Despite Furukawa's credentials being suspect and the extremely small sample sizes of his studies (as few as ten to twenty subjects in some cases), interest in his racial theories flourished until the 1930s. Furukawa's popularity eventually waned as more reputable academics pointed out the numerous flaws in his research. Still, there was an unexpected revival in 1971 when journalist Masahiko Nomi published his best-selling book Ketsueki-gata de Wakaru Aisho (Understanding Affinity by Blood Type) which reintroduced Furukawa's work to Japanese society. While not a research scientist himself, Nomi based his book on his own observations on the role that blood type played in human temperament. The popularity of his book inspired him to launch his own formal research study which he claimed involved thousands of subjects (largely recruited from acquaintances and fans of his work) as well as writing nine additional books. When Nomi died in 1981, his son took over the research and continued to promote his father's work. Despite attempts to introduce "blood type personality theory" to Western countries, the fad remains strongest in Japan and South Korea with four out of ten of the bestselling books in Japan in 2008 dealing with blood type and millions of copies being sold.
How exactly does blood type personality theory work? According to Nomi's book, the ABO blood type determines personality, temperament, and compatibility with other people. Specific blood types are characterized by representative traits that can be used to distinguish between different individuals.
While the popularity of blood type personality theory has faded somewhat in recent years , women's magazines in many Asian countries continue to extol the virtues of blood typing (including which blood types are most romantically compatible). Japanese matchmaking services often request information on a client's blood type as part of the process of finding compatible partners. Daytime television shows offer "blood horoscopes" and even Facebook pages in many Asian countries routinely include blood type information as part of the user profile. Anime and manga authors often include information on the blood types of their different characters while video game players are allowed the option of choosing the blood type of the characters they create. Japanese entrepreneurs have been quick to cash in on the trend by offering products ranging from chewing gum to bath salts, supposedly tailored to individual blood types. Even Japanese Prime Minister Taro Aso insisted on listing his blood type on his official web page (not that it saved him from defeat in the 2009 election).
While use of blood type personality theory seems harmless enough, there is definitely a darker side.
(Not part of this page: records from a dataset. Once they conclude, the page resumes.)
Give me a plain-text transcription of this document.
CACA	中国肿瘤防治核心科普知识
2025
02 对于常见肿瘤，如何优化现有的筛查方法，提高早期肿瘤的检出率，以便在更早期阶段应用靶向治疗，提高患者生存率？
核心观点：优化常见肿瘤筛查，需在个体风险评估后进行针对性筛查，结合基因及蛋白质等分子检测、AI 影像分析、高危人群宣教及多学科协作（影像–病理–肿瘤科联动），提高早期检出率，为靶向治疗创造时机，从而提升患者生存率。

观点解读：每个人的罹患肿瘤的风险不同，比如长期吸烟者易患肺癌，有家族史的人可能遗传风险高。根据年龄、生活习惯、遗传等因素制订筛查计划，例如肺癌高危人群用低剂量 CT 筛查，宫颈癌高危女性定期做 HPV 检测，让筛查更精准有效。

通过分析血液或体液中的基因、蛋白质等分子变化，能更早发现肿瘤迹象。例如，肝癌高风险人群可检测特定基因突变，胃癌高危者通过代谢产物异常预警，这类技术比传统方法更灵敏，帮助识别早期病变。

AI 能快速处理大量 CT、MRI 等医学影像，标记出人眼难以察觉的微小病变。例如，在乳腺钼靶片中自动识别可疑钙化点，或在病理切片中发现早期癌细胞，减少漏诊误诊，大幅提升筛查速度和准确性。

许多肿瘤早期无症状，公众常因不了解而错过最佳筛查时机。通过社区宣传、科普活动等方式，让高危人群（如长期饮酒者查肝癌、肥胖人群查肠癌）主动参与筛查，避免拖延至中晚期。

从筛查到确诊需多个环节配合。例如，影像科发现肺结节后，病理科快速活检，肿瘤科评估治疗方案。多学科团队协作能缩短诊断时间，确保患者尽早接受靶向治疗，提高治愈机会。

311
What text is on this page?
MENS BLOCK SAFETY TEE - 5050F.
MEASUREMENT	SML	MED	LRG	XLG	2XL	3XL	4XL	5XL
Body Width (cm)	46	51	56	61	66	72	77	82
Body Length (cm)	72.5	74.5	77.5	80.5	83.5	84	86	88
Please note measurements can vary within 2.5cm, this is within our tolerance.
A new term, burahara, has arisen in recent years to describe the harassment that those with the "wrong" blood type may experience (burahara is derived from the Japanese words for "blood" and "harassment"). Since Type B individuals are seen as unpredictably and unreliable, employers have refused to hire qualified applicants with the "wrong" blood type. Information on blood type remains a standard question in job interviews despite efforts by Japan's Health, Welfare, and Labor Ministry to curb the practice. Children in some kindergartens are grouped according to blood type and cases of childhood bullying relating to blood type have been reported. During the 2008 Beijing Olympics, Japan's women's softball team had their training schedule adjusted according to the blood type of each member of the team (the fact that they won a gold medal did little to discourage blood-type enthusiasts).
Despite efforts by Asian psychologists to educate the public about the "sham science" surrounding blood-type personality theory, its popularity and the continuing sale of books with titles such as "Instruction Manual for People with Type B Blood" means that the fad will likely continue. At least until the next fad kicks in.
Oh, and for the record? I'm Type O (you all know what that means).